Інформація призначена тільки для фахівців сфери охорони здоров'я, осіб,
які мають вищу або середню спеціальну медичну освіту.

Підтвердіть, що Ви є фахівцем у сфері охорони здоров'я.



СІМЕЙНІ ЛІКАРІ ТА ТЕРАПЕВТИ

НЕВРОЛОГИ, НЕЙРОХІРУРГИ, ЛІКАРІ ЗАГАЛЬНОЇ ПРАКТИКИ, СІМЕЙНІ ЛІКАРІ

КАРДІОЛОГИ, СІМЕЙНІ ЛІКАРІ, РЕВМАТОЛОГИ, НЕВРОЛОГИ, ЕНДОКРИНОЛОГИ

СТОМАТОЛОГИ

ІНФЕКЦІОНІСТИ, СІМЕЙНІ ЛІКАРІ, ПЕДІАТРИ, ГАСТРОЕНТЕРОЛОГИ, ГЕПАТОЛОГИ

ТРАВМАТОЛОГИ

ОНКОЛОГИ, (ОНКО-ГЕМАТОЛОГИ, ХІМІОТЕРАПЕВТИ, МАМОЛОГИ, ОНКО-ХІРУРГИ)

ЕНДОКРИНОЛОГИ, СІМЕЙНІ ЛІКАРІ, ПЕДІАТРИ, КАРДІОЛОГИ ТА ІНШІ СПЕЦІАЛІСТИ

ПЕДІАТРИ ТА СІМЕЙНІ ЛІКАРІ

АНЕСТЕЗІОЛОГИ, ХІРУРГИ

"Тrauma" Том 15, №4, 2014

Back to issue

Indications and Contraindications for Arthroplasty of Tumor Defects of the Knee Joint Bones

Authors: Klimovitsky F.V., Babosha V.A., Grebenyuk Yu.A., Abu-Faddeh Hasam, Yutovets Yu.A., Solonitsyn Ye.A. - Donetsk National Medical University named after M. Gorky, Donetsk, Ukraine

Categories: Traumatology and orthopedics

Sections: Clinical researches

print version

The question now conserving surgery or mutilating (amputation, disarticulation) with the possibility of the first is not necessary. Challenge remains how much surgery should be performed to comply with all the requirements onkoortopedii: 1) radicality at possible low risk for the patient's life (compliance with zoning and casing) 2) ablastics (prevention of recurrence); 3) preservation of the limb and its basic functions (Zatsepin ST, 2001; Babosha VA et al., 2008; Vyrva OE, 2012, etc).
Radicalism and preservation of limb function can be accessed by removing the entire tumor focus, which is achieved in malignant tumors of defect in three ways arthroplasty (Alexander Vorontsov, 1982; Neverov VA et al. 1997; Vyrva OE, 2012 etc.). This pole, subchondral and modular total hip replacement.

Purpose. Dermine, given the nature of the tumor of bone, forming the knee, tumor grade, the general condition of the patient, the possibility of acquiring the endoprosthesis, indications and contraindications for such operations.
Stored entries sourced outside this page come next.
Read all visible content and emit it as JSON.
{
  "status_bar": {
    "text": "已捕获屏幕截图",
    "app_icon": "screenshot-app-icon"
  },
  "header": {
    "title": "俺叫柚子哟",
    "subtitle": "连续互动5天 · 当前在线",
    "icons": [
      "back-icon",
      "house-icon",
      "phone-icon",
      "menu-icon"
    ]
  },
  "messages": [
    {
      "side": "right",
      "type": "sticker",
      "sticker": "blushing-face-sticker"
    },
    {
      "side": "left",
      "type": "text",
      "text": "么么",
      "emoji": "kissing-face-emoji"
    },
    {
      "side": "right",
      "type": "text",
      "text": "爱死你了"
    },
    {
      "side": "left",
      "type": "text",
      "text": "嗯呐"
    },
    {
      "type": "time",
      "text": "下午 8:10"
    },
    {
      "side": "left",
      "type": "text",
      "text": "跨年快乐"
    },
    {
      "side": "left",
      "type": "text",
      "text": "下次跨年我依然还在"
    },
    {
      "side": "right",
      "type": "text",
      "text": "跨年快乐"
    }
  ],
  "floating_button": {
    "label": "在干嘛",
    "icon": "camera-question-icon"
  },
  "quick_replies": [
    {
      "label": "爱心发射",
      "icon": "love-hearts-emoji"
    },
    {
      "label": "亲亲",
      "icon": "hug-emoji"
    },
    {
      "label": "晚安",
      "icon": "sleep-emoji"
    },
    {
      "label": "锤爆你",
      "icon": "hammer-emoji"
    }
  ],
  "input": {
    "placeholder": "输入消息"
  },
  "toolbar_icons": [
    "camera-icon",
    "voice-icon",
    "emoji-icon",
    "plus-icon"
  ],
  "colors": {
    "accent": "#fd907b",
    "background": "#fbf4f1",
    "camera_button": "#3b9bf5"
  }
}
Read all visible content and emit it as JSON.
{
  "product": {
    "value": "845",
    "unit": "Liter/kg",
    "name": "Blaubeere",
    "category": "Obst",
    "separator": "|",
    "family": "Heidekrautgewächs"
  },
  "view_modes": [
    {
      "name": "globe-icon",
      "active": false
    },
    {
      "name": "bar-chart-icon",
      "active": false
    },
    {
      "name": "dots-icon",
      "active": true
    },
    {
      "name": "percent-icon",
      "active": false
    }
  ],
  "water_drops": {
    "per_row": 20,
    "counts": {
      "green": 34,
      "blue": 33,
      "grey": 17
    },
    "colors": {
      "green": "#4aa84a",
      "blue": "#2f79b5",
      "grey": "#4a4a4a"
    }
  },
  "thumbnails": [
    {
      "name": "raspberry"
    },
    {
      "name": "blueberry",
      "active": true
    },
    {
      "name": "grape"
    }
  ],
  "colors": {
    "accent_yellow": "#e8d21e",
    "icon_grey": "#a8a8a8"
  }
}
Materials and Methods. The paper analyzes the treatment of 68 patients with benign and malignant neoplastic lesions of the distal femur - at 46, the proximal tibia - in 22. Men were aged 36 M ± m = 37 ± 3,2 years, women - aged 32 M ± m = 43 ± 1,9 years. Depending on the location of the tumor in the distal femur and proximal tibia endoprosthesis accomplished in three ways.

Results and Discussion. Hemiarthroplasty performed in 42 cases (distal femur - 24, the proximal tibia - 18), subchondral arthroplasty - 15 (distal femur - 11, proximal tibial - 4), individual modular (total) hip replacement - 11 (only the distal femur).
Before surgery for a malignant tumor was performed under a regional intraosseous wiring administering cytostatics (doxorubicin, lipodoks, methotrexate), determining its effectiveness by the developed method (patent of Ukraine UA № 2900 G01 № 33/50). Saving knee arthroplasty after subchondral contributed to higher functional outcome compared with single-pole and total hip replacement. The lower estimate for hemiarthroplasty explained earlier development of osteoarthritic changes in the joint.
Cancer arthroplasty result depended on the development of distant metastases that were not detected before surgery, as well as recurrence of the resected tumor in 20 patients, necessitating amputation - in 18. After two operations and more than 45 years of living (66.2 %) patients.

Conclusions. Analysis of the results knee arthroplasty in three ways possible to develop an algorithm of treatment tactics, including indications and contraindications for this kind of surgery in bone tumors forming the knee.